I don’t know what it is about Instagram, but I can’t trust myself with it.
Albeit embarrassing, I will admit that I have downloaded, deleted, and re-downloaded the Instagram app on my phone about 40 times in the last year or so.
If my husband sees me scrolling (when he knows I deleted it 3 days prior), he will say
“Another trial run to see if you can handle it?”
And I will tell him “It’s different this time! I can control myself!”
It’s not. I can’t.
On a recent trial run, (yesterday) I thought maybe I could hide the app in a separate folder making it harder for me to access. (Harder as in 2 extra taps) Tried it. Didn’t work.
I barely post and don’t interact much at all on the app. I don’t have an “instafamily” that I have grown to love and get to know virtually.
No. I have this borderline worrisome obsession with like 6 accounts of girls I have never talked to before, in real life or online. And the funny/worrisome part? I am simultaneously annoyed with their accounts and don’t even follow them. I just silently check them 14 times a day to see if they posted. I’m like the online version of someone three streets away with binoculars.
Instagram makes me think I care about things I don’t ever care about. The latest Kardashian news. Types of parrots. 120 ways to contour your makeup. Recipes for your food processor (I don’t own a food processor.)
I search and I scroll.
And scroll and scroll. And scroll some more.
Hours wasted. Life passing me by. Scrolling.
After a relapse with Instagram, when I re-download it and think I can handle it in small doses, I feel drained.
Staring at pictures somehow drains the energy from me. It feels relaxing at the time, but when I put my phone down my brain hurts and my eyes are sore and I have wasted another 35 minutes.
Social media addiction/obsession is a prevalent issue in our society, but for me, it’s literally just Instagram.
Facebook, Twitter, Snapchat: non issues for me. I check them when I have some free moments, but in no way do I feel addicted or controlled by them.

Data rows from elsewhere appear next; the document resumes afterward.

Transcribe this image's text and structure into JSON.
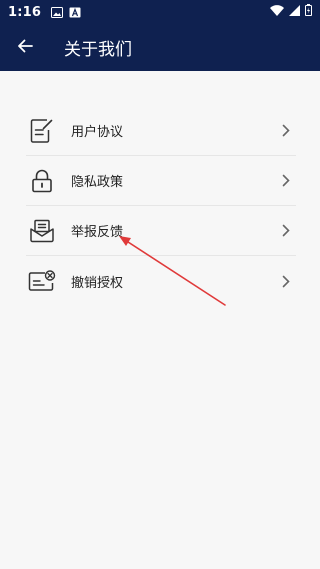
{
  "status_bar": {
    "time": "1:16",
    "icons": [
      "image-icon",
      "text-a-icon",
      "wifi-icon",
      "signal-icon",
      "battery-icon"
    ]
  },
  "app_bar": {
    "title": "关于我们",
    "back_icon": "arrow-left-icon",
    "background": "#0f2150"
  },
  "menu": {
    "items": [
      {
        "label": "用户协议",
        "icon": "document-edit-icon"
      },
      {
        "label": "隐私政策",
        "icon": "lock-icon"
      },
      {
        "label": "举报反馈",
        "icon": "mail-report-icon"
      },
      {
        "label": "撤销授权",
        "icon": "revoke-card-icon"
      }
    ]
  },
  "annotation": {
    "color": "#e03a3a",
    "points_to": "举报反馈"
  }
}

What is it with this app? How does it suck me in?
I’m not a photog or a foodie. My account is private and has little to no activity. But I’m totally addicted.
I’ve tried many things, but the Insta-Power is too strong for me.
As much as it would probably be best for me to delete my account and move forward Insta-gramless in life, I have this tension as a blogger to want to share my posts on social media. If I want people to read what I write, I need to share it. And to share it, I need to post it. And to post it, I need to have an account.
Ah, my dilemma.
For now, I cancelled my latest trial run. I was knee deep in a celebrity’s dog post and decided that once again, I couldn’t handle it.
There is life to be lived, dinners to be made, clothes to fold and sleep to be had.
I am hopeful I will somehow find a balance where I can enjoy the app in moderation, but for now, I’m signing off. Until my next trial run.
If you have your social media usage under control, please share your tips and tricks with me!